Google: Betting on SMRs
Google, true to form, is taking a systems-first approach to nuclear. Its initial move came in October 2024, when it signed a deal with Kairos Power, a startup developing molten-salt small modular reactors. The agreement covered up to 500 MW of projected capacity across six to seven SMRs, with deployment targeted for 2030. The pitch: safer, factory-producible reactors that can eventually be colocated near high-density compute clusters.
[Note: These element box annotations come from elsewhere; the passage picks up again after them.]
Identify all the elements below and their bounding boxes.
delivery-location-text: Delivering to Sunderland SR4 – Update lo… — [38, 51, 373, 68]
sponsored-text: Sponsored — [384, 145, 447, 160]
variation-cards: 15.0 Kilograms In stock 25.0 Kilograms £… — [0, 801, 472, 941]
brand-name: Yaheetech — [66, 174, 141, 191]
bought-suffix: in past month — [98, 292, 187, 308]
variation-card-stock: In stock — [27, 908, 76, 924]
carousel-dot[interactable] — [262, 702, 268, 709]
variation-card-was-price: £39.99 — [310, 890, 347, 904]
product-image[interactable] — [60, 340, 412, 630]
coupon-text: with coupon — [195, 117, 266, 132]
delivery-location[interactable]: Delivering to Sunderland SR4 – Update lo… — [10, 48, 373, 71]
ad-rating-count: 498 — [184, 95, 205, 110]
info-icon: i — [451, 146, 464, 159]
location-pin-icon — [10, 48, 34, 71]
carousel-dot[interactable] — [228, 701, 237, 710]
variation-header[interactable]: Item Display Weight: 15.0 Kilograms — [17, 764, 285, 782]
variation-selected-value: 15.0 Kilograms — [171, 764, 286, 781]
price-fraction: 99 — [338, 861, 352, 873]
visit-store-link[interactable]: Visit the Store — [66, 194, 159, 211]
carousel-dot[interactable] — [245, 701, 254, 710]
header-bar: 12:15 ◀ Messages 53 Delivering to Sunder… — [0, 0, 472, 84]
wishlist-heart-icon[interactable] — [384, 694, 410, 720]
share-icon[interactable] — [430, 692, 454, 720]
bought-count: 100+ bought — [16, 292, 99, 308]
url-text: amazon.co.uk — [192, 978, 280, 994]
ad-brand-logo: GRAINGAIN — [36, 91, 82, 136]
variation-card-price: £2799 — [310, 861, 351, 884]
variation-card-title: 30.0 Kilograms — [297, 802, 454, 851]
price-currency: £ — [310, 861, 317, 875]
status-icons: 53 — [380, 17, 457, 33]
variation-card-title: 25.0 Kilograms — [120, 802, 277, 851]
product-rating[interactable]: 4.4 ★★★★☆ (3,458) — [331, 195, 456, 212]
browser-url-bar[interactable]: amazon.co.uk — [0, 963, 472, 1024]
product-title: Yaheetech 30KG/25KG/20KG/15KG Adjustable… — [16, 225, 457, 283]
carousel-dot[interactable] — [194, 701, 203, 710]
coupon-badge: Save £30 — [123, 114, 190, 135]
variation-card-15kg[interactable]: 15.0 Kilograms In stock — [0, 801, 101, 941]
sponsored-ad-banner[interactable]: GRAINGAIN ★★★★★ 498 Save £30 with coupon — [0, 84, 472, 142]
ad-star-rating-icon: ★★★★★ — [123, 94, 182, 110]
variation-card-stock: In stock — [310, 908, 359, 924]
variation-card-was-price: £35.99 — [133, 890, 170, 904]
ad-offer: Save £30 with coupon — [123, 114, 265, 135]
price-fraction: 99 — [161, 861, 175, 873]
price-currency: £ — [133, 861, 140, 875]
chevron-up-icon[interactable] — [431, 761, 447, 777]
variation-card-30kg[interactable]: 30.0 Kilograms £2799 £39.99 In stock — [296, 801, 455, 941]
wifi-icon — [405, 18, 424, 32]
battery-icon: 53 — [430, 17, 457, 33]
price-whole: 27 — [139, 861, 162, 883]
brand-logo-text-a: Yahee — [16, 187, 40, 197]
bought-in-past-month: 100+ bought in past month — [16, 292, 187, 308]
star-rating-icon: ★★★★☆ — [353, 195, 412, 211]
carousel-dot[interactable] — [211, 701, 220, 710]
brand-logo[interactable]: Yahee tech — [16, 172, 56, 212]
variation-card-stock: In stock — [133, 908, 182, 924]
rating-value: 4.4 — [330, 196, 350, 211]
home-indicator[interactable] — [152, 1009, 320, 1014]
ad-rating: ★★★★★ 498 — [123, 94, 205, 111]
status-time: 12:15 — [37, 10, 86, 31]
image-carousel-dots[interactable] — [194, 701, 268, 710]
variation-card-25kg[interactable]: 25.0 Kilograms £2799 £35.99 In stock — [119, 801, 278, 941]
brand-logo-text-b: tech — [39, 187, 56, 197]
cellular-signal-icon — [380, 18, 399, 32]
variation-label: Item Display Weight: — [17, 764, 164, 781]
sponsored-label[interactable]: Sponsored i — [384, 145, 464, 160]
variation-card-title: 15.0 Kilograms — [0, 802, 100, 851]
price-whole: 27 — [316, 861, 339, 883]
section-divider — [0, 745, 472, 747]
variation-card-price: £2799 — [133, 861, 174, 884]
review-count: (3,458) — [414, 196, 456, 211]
Then in May 2025, Google added a second nuclear partner: Elementl Power, a company focused on larger-scale advanced nuclear projects. This newer deal involves siting and funding three plants expected to generate 600 MW each, further diversifying Google's future power mix.
Meta: Late But Present
Meta joined the party in June 2025, signing a 20-year PPA with Constellation Energy to draw 30 MW from the Clinton nuclear plant in Illinois. The capacity is modest, but it signals a strategic shift - away from carbon offsets and toward operational baseload coverage.
Even Meta sees the writing on the grid.
You can’t run a trillion-token multimodal model in real time on a volatile grid. The economics of AI have turned electricity from a cost center into a bottleneck. And that has quietly made nuclear energy - long frozen in political stalemate - essential infrastructure for the AI era.
After decades of stagnation, the U.S. nuclear sector is experiencing its first real demand shock - and it's coming not from Washington, but from hyperscalers. Private companies are reviving old reactors, funding new ones, and placing billion-dollar bets on next-gen fusion.
In 2024, Congress moved to fast-track SMR licensing and opened up federal land for colocated energy and data infrastructure. TerraPower, backed by Bill Gates and Warren Buffett’s PacifiCorp, is building a sodium-cooled reactor in Wyoming. Fusion players like Helion and Commonwealth Fusion Systems have raised billions with backing from Microsoft and Google alumni.
What once required government urgency is now being driven by AI demand curves. What began as a GPU arms race is now an energy land grab. The next big AI breakthrough? It might not be a model. It might be a reactor.